Sam Nixon
- Born: Samuel Nixon 15 August 1996 (age 29) Dorchester, Dorset, England
- Height: 1.93 m (6 ft 4 in)
- Weight: 124 kg (19 st 7 lb; 273 lb)
- School: Hazlegrove Preparatory School Millfield School

Rugby union career
- Position: Tighthead Prop
- Current team: Grenoble

Senior career
- Years: Team / Apps / (Points)
- 2019–2020: Bath / 18 / (0)
- 2020–2021: Bayonne / 25 / (0)
- 2021–.2022: Exeter Chiefs / 10 / (0)
- 2022–: Grenoble
- Correct as of 9 March 2022

= Sam Nixon (rugby union) =

English rugby union player

Sam Nixon (born 15 August 1996) is an English professional rugby union player who plays as a tighthead prop for Grenoble in France's Pro D2. He previously played for Exeter Chiefs and Bath in Premiership Rugby.
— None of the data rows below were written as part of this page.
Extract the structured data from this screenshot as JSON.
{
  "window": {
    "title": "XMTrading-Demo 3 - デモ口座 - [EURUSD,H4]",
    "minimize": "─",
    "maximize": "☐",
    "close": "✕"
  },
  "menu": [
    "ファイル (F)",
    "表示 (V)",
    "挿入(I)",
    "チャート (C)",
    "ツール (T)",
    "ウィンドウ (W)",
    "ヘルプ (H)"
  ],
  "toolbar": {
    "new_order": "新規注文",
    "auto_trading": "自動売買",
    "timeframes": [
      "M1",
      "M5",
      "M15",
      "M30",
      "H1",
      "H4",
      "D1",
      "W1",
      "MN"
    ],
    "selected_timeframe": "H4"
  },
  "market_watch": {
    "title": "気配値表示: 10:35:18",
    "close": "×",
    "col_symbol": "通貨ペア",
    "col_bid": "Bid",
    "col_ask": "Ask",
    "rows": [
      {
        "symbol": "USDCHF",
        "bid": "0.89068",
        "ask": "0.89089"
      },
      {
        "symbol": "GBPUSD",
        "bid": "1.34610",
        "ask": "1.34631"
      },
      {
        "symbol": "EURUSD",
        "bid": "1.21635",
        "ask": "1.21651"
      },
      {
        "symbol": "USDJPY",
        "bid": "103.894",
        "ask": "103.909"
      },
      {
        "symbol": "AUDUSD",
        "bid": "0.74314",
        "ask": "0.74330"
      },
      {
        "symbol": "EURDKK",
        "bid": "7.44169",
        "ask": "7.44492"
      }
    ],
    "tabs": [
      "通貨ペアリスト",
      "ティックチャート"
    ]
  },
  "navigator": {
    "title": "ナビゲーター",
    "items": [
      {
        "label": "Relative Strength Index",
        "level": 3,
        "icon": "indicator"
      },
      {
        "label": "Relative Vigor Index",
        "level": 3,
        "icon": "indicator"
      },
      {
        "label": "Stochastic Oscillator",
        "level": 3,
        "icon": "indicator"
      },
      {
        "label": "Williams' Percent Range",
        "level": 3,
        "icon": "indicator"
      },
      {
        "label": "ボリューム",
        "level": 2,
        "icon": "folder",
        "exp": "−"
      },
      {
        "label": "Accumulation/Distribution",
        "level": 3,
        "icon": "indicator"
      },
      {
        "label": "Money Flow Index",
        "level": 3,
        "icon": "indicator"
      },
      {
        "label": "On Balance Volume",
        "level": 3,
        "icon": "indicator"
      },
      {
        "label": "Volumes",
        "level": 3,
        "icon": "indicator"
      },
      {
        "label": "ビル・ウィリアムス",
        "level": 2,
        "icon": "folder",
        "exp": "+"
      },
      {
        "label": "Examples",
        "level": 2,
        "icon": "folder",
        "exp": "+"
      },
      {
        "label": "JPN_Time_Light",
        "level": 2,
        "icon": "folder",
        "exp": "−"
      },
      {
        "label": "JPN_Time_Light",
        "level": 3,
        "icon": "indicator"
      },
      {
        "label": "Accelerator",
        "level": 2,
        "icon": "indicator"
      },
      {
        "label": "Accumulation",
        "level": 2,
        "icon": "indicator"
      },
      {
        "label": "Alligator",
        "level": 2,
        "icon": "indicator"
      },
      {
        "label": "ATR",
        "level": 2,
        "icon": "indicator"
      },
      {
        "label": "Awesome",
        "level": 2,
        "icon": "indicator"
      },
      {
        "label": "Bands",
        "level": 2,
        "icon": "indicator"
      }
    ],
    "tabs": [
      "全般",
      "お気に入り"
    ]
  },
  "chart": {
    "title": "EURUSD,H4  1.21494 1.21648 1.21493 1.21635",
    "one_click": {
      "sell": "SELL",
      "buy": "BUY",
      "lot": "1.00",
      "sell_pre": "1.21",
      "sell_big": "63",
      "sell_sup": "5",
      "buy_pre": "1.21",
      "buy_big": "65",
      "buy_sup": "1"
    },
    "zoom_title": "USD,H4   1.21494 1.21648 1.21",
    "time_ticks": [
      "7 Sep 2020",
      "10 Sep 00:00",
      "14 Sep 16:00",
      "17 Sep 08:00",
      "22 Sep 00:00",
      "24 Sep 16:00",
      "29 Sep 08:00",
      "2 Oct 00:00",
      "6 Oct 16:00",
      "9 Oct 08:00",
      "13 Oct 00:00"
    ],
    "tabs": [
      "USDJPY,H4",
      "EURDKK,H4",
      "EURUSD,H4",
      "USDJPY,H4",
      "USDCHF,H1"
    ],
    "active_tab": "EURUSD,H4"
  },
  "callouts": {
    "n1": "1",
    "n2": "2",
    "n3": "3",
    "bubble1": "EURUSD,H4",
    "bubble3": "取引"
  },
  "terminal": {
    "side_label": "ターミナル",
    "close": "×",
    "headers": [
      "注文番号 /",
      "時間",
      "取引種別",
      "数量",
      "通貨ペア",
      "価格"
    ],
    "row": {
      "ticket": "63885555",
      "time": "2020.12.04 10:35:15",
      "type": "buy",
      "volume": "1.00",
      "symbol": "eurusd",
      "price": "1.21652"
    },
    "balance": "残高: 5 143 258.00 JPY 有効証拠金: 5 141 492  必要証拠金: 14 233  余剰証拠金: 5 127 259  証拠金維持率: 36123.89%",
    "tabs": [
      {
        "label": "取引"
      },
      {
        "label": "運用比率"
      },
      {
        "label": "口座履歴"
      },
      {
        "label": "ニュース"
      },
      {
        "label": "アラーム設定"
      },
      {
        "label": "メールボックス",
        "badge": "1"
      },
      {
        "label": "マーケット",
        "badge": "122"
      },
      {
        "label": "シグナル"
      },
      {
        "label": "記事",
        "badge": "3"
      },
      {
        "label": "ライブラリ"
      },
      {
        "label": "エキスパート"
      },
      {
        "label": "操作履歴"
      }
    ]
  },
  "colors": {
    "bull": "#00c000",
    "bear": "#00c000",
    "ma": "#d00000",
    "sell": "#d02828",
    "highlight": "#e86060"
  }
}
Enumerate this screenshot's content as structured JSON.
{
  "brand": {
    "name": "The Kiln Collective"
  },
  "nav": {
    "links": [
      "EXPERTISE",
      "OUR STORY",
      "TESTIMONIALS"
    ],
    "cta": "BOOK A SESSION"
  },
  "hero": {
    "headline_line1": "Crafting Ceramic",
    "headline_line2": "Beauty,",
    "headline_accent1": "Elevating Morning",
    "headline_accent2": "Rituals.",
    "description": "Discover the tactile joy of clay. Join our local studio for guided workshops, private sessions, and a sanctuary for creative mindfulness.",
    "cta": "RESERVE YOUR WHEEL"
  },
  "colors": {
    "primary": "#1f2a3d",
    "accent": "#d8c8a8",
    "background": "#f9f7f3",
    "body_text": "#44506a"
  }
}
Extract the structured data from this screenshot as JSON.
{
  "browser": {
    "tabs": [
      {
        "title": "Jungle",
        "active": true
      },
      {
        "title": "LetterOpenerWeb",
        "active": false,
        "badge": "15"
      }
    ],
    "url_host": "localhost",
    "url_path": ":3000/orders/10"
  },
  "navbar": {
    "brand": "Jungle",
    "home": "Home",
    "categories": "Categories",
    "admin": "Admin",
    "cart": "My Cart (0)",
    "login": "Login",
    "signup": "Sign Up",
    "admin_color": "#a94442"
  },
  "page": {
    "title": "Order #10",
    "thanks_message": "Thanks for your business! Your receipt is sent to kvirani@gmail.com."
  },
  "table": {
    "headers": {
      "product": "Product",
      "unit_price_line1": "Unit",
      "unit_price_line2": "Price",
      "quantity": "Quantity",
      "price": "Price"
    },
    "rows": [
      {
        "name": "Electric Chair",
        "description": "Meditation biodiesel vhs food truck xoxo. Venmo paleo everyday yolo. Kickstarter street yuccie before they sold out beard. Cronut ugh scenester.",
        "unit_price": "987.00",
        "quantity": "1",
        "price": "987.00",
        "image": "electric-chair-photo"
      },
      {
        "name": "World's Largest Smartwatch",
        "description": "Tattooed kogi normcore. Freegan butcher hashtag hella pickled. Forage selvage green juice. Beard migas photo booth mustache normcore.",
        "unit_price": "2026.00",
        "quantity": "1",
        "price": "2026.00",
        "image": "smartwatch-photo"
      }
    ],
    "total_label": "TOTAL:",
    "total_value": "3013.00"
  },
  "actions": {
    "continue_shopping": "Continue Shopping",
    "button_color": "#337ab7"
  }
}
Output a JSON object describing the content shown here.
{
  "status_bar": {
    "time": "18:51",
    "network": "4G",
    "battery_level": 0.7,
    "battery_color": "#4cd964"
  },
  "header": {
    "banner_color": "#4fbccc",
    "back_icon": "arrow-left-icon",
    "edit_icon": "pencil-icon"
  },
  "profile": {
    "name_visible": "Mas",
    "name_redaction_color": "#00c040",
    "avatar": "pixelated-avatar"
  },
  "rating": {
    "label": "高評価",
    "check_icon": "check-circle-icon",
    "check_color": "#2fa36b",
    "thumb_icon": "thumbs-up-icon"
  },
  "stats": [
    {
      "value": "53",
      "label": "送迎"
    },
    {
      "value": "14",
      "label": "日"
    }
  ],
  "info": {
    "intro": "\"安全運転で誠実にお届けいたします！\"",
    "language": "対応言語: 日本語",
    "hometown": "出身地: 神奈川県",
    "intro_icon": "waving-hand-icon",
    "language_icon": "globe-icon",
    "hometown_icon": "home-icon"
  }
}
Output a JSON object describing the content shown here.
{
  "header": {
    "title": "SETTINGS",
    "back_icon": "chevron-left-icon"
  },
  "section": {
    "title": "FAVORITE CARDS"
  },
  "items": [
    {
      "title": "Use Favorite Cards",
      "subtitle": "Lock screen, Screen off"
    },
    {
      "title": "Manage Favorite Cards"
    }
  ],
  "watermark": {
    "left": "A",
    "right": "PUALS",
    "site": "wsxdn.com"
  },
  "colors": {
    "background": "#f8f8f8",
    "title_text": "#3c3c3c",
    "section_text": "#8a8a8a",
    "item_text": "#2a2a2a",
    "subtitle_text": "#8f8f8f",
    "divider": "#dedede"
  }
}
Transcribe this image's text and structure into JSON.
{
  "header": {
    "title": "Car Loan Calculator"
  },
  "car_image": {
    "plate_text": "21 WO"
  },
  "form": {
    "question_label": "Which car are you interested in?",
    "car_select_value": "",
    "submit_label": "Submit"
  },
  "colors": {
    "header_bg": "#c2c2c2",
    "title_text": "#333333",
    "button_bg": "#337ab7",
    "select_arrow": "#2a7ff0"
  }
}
Also for Top 14 club Bayonne.
He started his Rugby career with London Scottish academy before joining Plymouth Albion in July 2016. He joined Bath in February 2017. A product of Hazlegrove Prep School and Millfield School.

Nixon was promoted from the Bath academy to the senior squad at the end of the 2018–19 Premiership Rugby season. He left Bath to sign for French side Bayonne in the Top 14 from the 2020–21 season.

On 13 August 2021 Nixon signed for Exeter Chiefs.